L’Arroseur (recueil)/Avec des Briques

Pour les autres éditions de ce texte, voir Avec des briques.

L’ArroseurJuven et Cie (p. 46-49).


Avec des briques


La princière hospitalité que j’offre aux communications d’autrui semble décidément plaire à ce dernier, car, depuis quelques jours, il ne cesse de m’accabler de missives plus ou moins réussies.

L’une d’elles m’a semblé digne d’une flatteuse publicité.

« Rouen, le 10 juillet.
« Mon cher monsieur Allais,

« Je ne sais si vous m’avez rencontré parfois avec une vieille femme rousse, laide, mais obtuse, et qui était ma bonne petite amie ? Eh bien ! je l’ai tuée, hier.

« Ceux qui sont admis dans mon intimité savent que jamais une expression commune, un vocable argotique ne trouvent place en ma conversation. Aussi souffrais-je étrangement des termes vulgaires et des propos poissards de ma compagne : ma délicate nature se blessait aux aspérités de son langage hirsute.

« Une expression surtout avait le privilège de m’exacerber. Pour me reprocher mon éloquence relative et critiquer mon métier de poète peu rémunéré, Angélique ne cessait de dire : « Je ne peux pourtant pas me caler les joues avec des briques ! »

« Il est certain que ces humbles parallélépipèdes de terre cuite ne sauraient constituer une alimentation facile et profitable. Toutefois, la phrase sonnait funèbrement à mon oreille, plus funèbrement encore que cette autre : « Tu sais, j’en ai soupé, de ta fiole ! » qui revenait en ses propos avec une égale fréquence.

« Hier, ma douce amie s’était montrée particulièrement nerveuse et insupportable. J’avais eu le tort de lui payer à déjeuner le matin, et comme l’appétit vient en mangeant, elle avait la prétention de dîner !

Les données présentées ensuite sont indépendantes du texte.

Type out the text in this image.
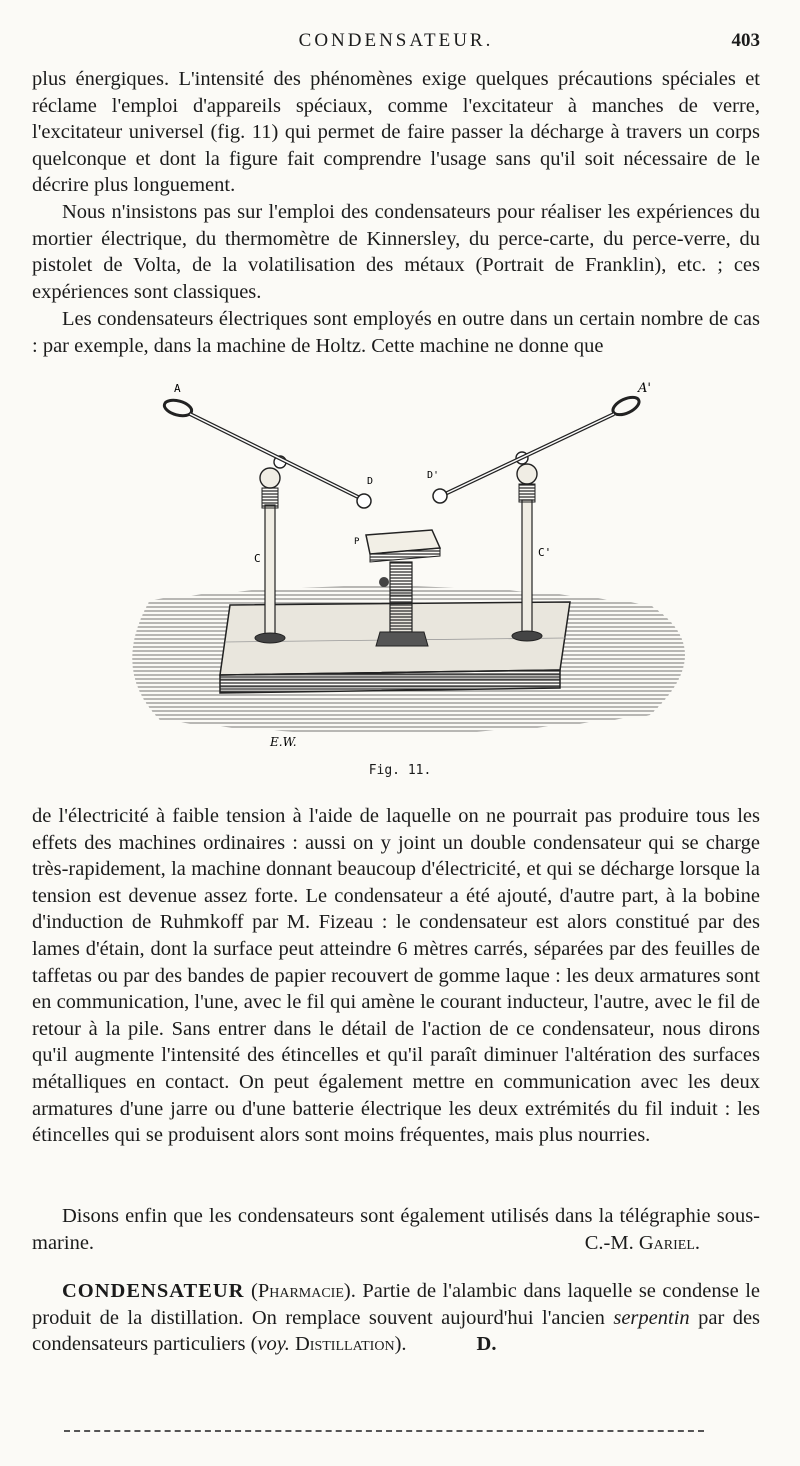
CONDENSATEUR.	403

plus énergiques. L'intensité des phénomènes exige quelques précautions spéciales et réclame l'emploi d'appareils spéciaux, comme l'excitateur à manches de verre, l'excitateur universel (fig. 11) qui permet de faire passer la décharge à travers un corps quelconque et dont la figure fait comprendre l'usage sans qu'il soit nécessaire de le décrire plus longuement.

Nous n'insistons pas sur l'emploi des condensateurs pour réaliser les expériences du mortier électrique, du thermomètre de Kinnersley, du perce-carte, du perce-verre, du pistolet de Volta, de la volatilisation des métaux (Portrait de Franklin), etc. ; ces expériences sont classiques.

Les condensateurs électriques sont employés en outre dans un certain nombre de cas : par exemple, dans la machine de Holtz. Cette machine ne donne que

A	A'
D
D'
P
C	C'
E.W.
Fig. 11.

de l'électricité à faible tension à l'aide de laquelle on ne pourrait pas produire tous les effets des machines ordinaires : aussi on y joint un double condensateur qui se charge très-rapidement, la machine donnant beaucoup d'électricité, et qui se décharge lorsque la tension est devenue assez forte. Le condensateur a été ajouté, d'autre part, à la bobine d'induction de Ruhmkoff par M. Fizeau : le condensateur est alors constitué par des lames d'étain, dont la surface peut atteindre 6 mètres carrés, séparées par des feuilles de taffetas ou par des bandes de papier recouvert de gomme laque : les deux armatures sont en communication, l'une, avec le fil qui amène le courant inducteur, l'autre, avec le fil de retour à la pile. Sans entrer dans le détail de l'action de ce condensateur, nous dirons qu'il augmente l'intensité des étincelles et qu'il paraît diminuer l'altération des surfaces métalliques en contact. On peut également mettre en communication avec les deux armatures d'une jarre ou d'une batterie électrique les deux extrémités du fil induit : les étincelles qui se produisent alors sont moins fréquentes, mais plus nourries.

Disons enfin que les condensateurs sont également utilisés dans la télégraphie sous-marine.	C.-M. Gariel.

CONDENSATEUR (Pharmacie). Partie de l'alambic dans laquelle se condense le produit de la distillation. On remplace souvent aujourd'hui l'ancien serpentin par des condensateurs particuliers (voy. Distillation).	D.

« En proie à ses gourmandes préoccupations, Angélique grognait entre ses dents :

« Tu sais, j’en ai soupé, de ta fiole ! »

« Très embêté, j’eus l’envie de la gifler.

« Toutefois, — Messieurs de la cour, Messieurs les jurés, notez ce détail — j’eus assez de force pour dissimuler. J’observai même, spirituellement :

« — Puisque tu as soupé de ma fiole, tu ne dois plus avoir faim !

« Loin de se rendre à l’évidence de ce délicat à-propos, elle monologua lentement :

« — Je ne peux pourtant pas me caler les joues avec des briques !

« Voilà ce que je craignais.

« Le hasard voulut que mes yeux se portassent sur les briques qui forment la base de ma fenêtre. Parmi elles, deux ne tenaient plus que par la force de l’habitude, insuffisamment scellées par un frivole ciment qui s’effritait chaque jour davantage.

« Et la malheureuse répétait toujours la phrase fatale.

« Alors, je vis rouge (rouge brique, naturellement).

« — Soit ! fis-je, résigné. Il le faut…

« Et j’ajoutai :

« — Ah ! tu ne peux pas te caler les joues avec des briques !… Alors, je vais te les caler moi-même !

« Je détachai sans effort les deux briques précitées et les appliquai sur les joues et les tempes d’Angélique.

J’écrasai sa face inexpressive.

« En moins de temps qu’il n’en faut pour l’écrire, j’écrasai sa face inexpressive.

« Elle n’eut pas le temps de dire ouf.

« Elle est morte en riant, sans comprendre, croyant sans doute à quelque spirituelle plaisanterie.

« Maintenant, messieurs de la Cour, messieurs les jurés, sans réclamer un verdict d’acquittement, permettez-moi de faire valoir cette circonstance, très atténuante en l’espèce : J’ai tué ma victime avec des briques.

« Qu’en pensez-vous, mon cher monsieur Allais ?

« Agréez, etc., etc.

« Hugues Delorme. »

Ce que j’en pense, mon cher Delorme ? C’est bien simple.

Vous avez agi comme tout homme de cœur eût fait à votre place et vous conserverez l’estime des honnêtes gens de tous les partis, moi le premier.